Het kabinet koppelt 95 miljoen euro aan de Wetenschapsagenda. Daarmee kunnen volgens de indiener universiteiten steeds minder zélf bepalen hoe zij de eerste geldstroom inzetten voor de uitvoering van hun publieke taken. De Wetenschapsagenda van de regering wordt te veel gedomineerd door bestuursorganisaties en het bedrijfsleven.

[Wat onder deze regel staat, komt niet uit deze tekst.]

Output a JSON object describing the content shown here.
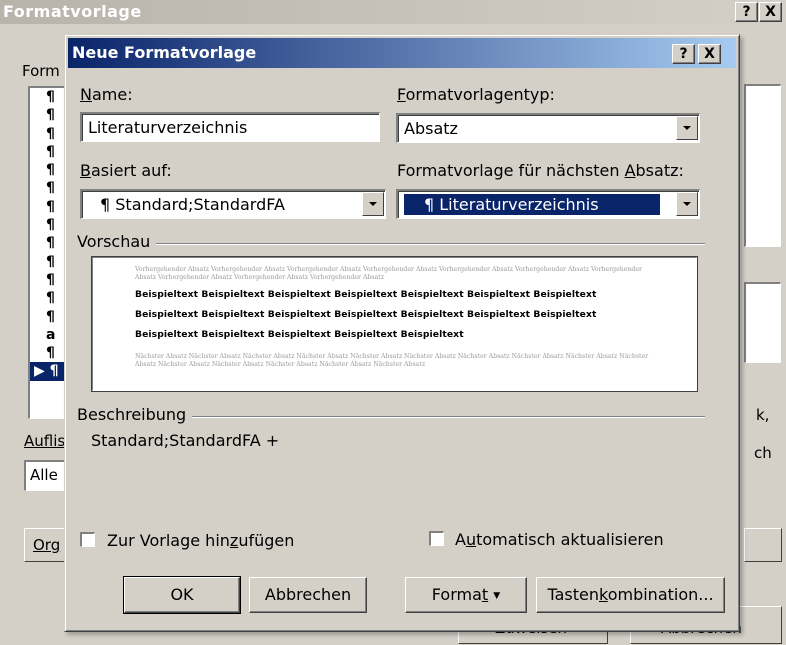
{
  "background_dialog": {
    "title": "Formatvorlage",
    "help_button": "?",
    "close_button": "X",
    "styles_label_partial": "Form",
    "style_list_markers": [
      "¶",
      "¶",
      "¶",
      "¶",
      "¶",
      "¶",
      "¶",
      "¶",
      "¶",
      "¶",
      "¶",
      "¶",
      "¶",
      "a",
      "¶",
      "▶ ¶"
    ],
    "list_label_partial": "Auflis",
    "list_value_partial": "Alle",
    "organizer_button_partial": "Org",
    "right_text_1": "k,",
    "right_text_2": "ch",
    "bottom_button_1_partial": "Zuweisen",
    "bottom_button_2_partial": "Abbrechen"
  },
  "dialog": {
    "title": "Neue Formatvorlage",
    "help_button": "?",
    "close_button": "X",
    "name": {
      "label": "Name:",
      "value": "Literaturverzeichnis"
    },
    "style_type": {
      "label": "Formatvorlagentyp:",
      "value": "Absatz"
    },
    "based_on": {
      "label": "Basiert auf:",
      "value": "¶ Standard;StandardFA"
    },
    "next_style": {
      "label": "Formatvorlage für nächsten Absatz:",
      "value": "¶ Literaturverzeichnis"
    },
    "preview": {
      "label": "Vorschau",
      "previous_paragraph": "Vorhergehender Absatz Vorhergehender Absatz Vorhergehender Absatz Vorhergehender Absatz Vorhergehender Absatz Vorhergehender Absatz Vorhergehender Absatz Vorhergehender Absatz Vorhergehender Absatz Vorhergehender Absatz",
      "sample_lines": [
        "Beispieltext  Beispieltext  Beispieltext  Beispieltext  Beispieltext  Beispieltext  Beispieltext",
        "Beispieltext  Beispieltext  Beispieltext  Beispieltext  Beispieltext  Beispieltext  Beispieltext",
        "Beispieltext Beispieltext Beispieltext Beispieltext Beispieltext"
      ],
      "next_paragraph": "Nächster Absatz Nächster Absatz Nächster Absatz Nächster Absatz Nächster Absatz Nächster Absatz Nächster Absatz Nächster Absatz Nächster Absatz Nächster Absatz Nächster Absatz Nächster Absatz Nächster Absatz Nächster Absatz Nächster Absatz"
    },
    "description": {
      "label": "Beschreibung",
      "value": "Standard;StandardFA +"
    },
    "add_to_template": "Zur Vorlage hinzufügen",
    "auto_update": "Automatisch aktualisieren",
    "buttons": {
      "ok": "OK",
      "cancel": "Abbrechen",
      "format": "Format",
      "shortcut": "Tastenkombination..."
    }
  }
}
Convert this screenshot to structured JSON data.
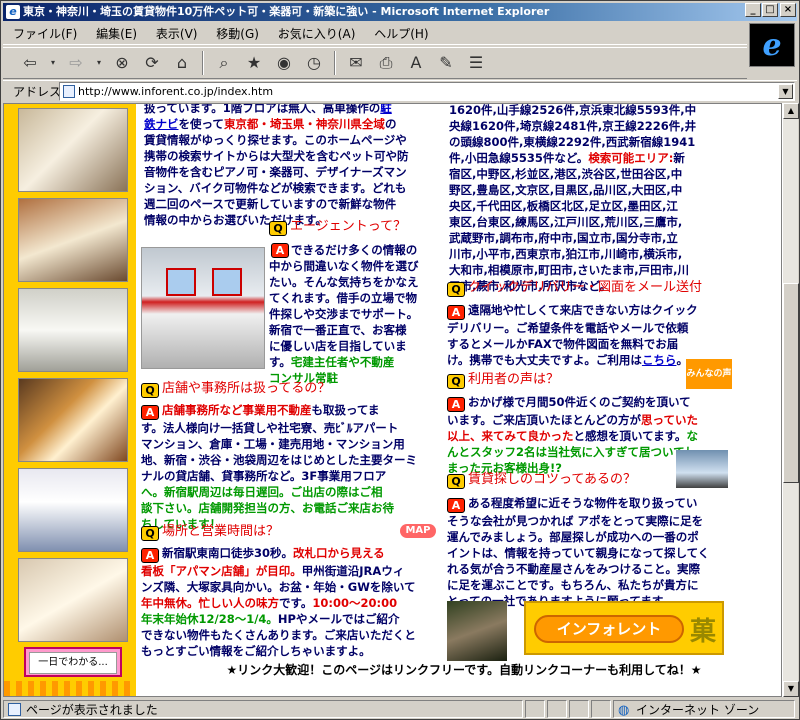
{
  "window": {
    "title": "東京・神奈川・埼玉の賃貸物件10万件ペット可・楽器可・新築に強い - Microsoft Internet Explorer"
  },
  "menu": [
    "ファイル(F)",
    "編集(E)",
    "表示(V)",
    "移動(G)",
    "お気に入り(A)",
    "ヘルプ(H)"
  ],
  "address": {
    "label": "アドレス",
    "url": "http://www.inforent.co.jp/index.htm"
  },
  "left": {
    "button_label": "一日でわかる..."
  },
  "intro": {
    "l1a": "扱っています。1階フロアは無人、高単操作の",
    "l1b": "駐",
    "l2a": "鉄ナビ",
    "l2b": "を使って",
    "l2c": "東京都・埼玉県・神奈川県全域",
    "l2d": "の",
    "l3": "賃貸情報がゆっくり探せます。このホームページや",
    "l4": "携帯の検索サイトからは大型犬を含むペット可や防",
    "l5": "音物件を含むピアノ可・楽器可、デザイナーズマン",
    "l6": "ション、バイク可物件などが検索できます。どれも",
    "l7": "週二回のペースで更新していますので新鮮な物件",
    "l8": "情報の中からお選びいただけます。"
  },
  "qa_agent": {
    "q": "エージェントって？",
    "l1": "できるだけ多くの情報の",
    "l2": "中から間違いなく物件を選び",
    "l3": "たい。そんな気持ちをかなえ",
    "l4": "てくれます。借手の立場で物",
    "l5": "件探しや交渉までサポート。",
    "l6": "新宿で一番正直で、お客様",
    "l7": "に優しい店を目指していま",
    "l8a": "す。",
    "l8b": "宅建主任者や不動産",
    "l9": "コンサル常駐"
  },
  "qa_store": {
    "q": "店舗や事務所は扱ってるの？",
    "l1a": "店舗事務所など事業用不動産",
    "l1b": "も取扱ってま",
    "l2": "す。法人様向け一括貸しや社宅寮、売ﾋﾞﾙアパート",
    "l3": "マンション、倉庫・工場・建売用地・マンション用",
    "l4": "地、新宿・渋谷・池袋周辺をはじめとした主要ターミ",
    "l5": "ナルの貸店舗、貸事務所など。3F事業用フロア",
    "l6": "へ。新宿駅周辺は毎日遅回。ご出店の際はご相",
    "l7": "談下さい。店舗開発担当の方、お電話ご来店お待",
    "l8": "ちしています！"
  },
  "qa_hours": {
    "q": "場所と営業時間は？",
    "map": "MAP",
    "l1a": "新宿駅東南口徒歩30秒。",
    "l1b": "改札口から見える",
    "l2a": "看板「アパマン店舗」が目印。",
    "l2b": "甲州街道沿JRAウィ",
    "l3": "ンズ隣、大塚家具向かい。お盆・年始・GWを除いて",
    "l4a": "年中無休。",
    "l4b": "忙しい人の味方",
    "l4c": "です。",
    "l4d": "10:00～20:00",
    "l5a": "年末年始休12/28～1/4。",
    "l5b": "HPやメールではご紹介",
    "l6": "できない物件もたくさんあります。ご来店いただくと",
    "l7": "もっとすごい情報をご紹介しちゃいますよ。"
  },
  "right_top": {
    "l1": "1620件,山手線2526件,京浜東北線5593件,中",
    "l2": "央線1620件,埼京線2481件,京王線2226件,井",
    "l3": "の頭線800件,東横線2292件,西武新宿線1941",
    "l4a": "件,小田急線5535件など。",
    "l4b": "検索可能エリア:",
    "l4c": "新",
    "l5": "宿区,中野区,杉並区,港区,渋谷区,世田谷区,中",
    "l6": "野区,豊島区,文京区,目黒区,品川区,大田区,中",
    "l7": "央区,千代田区,板橋区北区,足立区,墨田区,江",
    "l8": "東区,台東区,練馬区,江戸川区,荒川区,三鷹市,",
    "l9": "武蔵野市,調布市,府中市,国立市,国分寺市,立",
    "l10": "川市,小平市,西東京市,狛江市,川崎市,横浜市,",
    "l11": "大和市,相模原市,町田市,さいたま市,戸田市,川",
    "l12": "口市,蕨市,和光市,所沢市など。"
  },
  "qa_delivery": {
    "q": "クイックデリバリー・図面をメール送付",
    "l1": "遠隔地や忙しくて来店できない方はクイック",
    "l2": "デリバリー。ご希望条件を電話やメールで依頼",
    "l3": "するとメールかFAXで物件図面を無料でお届",
    "l4a": "け。携帯でも大丈夫ですよ。ご利用は",
    "l4b": "こちら",
    "l4c": "。"
  },
  "qa_voice": {
    "q": "利用者の声は？",
    "icon_text": "みんなの声",
    "l1": "おかげ様で月間50件近くのご契約を頂いて",
    "l2a": "います。ご来店頂いたほとんどの方が",
    "l2b": "思っていた",
    "l3a": "以上、来てみて良かった",
    "l3b": "と感想を頂いてます。",
    "l3c": "な",
    "l4": "んとスタッフ2名は当社気に入すぎて居ついてし",
    "l5": "まった元お客様出身!?"
  },
  "qa_tips": {
    "q": "賃貸探しのコツってあるの？",
    "l1": "ある程度希望に近そうな物件を取り扱ってい",
    "l2": "そうな会社が見つかれば アポをとって実際に足を",
    "l3": "運んでみましょう。部屋探しが成功への一番のポ",
    "l4": "イントは、情報を持っていて親身になって探してく",
    "l5": "れる気が合う不動産屋さんをみつけること。実際",
    "l6": "に足を運ぶことです。もちろん、私たちが貴方に",
    "l7": "とっての一社でありますように願ってます。"
  },
  "logo": {
    "text": "インフォレント",
    "kanji": "菓"
  },
  "footer": "★リンク大歓迎！このページはリンクフリーです。自動リンクコーナーも利用してね！★",
  "status": {
    "text": "ページが表示されました",
    "zone": "インターネット ゾーン"
  }
}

De financiële middelen schuiven van ongebonden fundamenteel onderzoek naar thema-gebonden onderzoek, dat als belangrijkste doel heeft het vergroten van de nationale welvaart. Een groot deel van de onderzoeksgelden wordt besteed aan de topsectoren. Daar staat economische valorisatie (direct economisch of maatschappelijke nut) centraal. De eerste geldstroom wordt steeds kleiner.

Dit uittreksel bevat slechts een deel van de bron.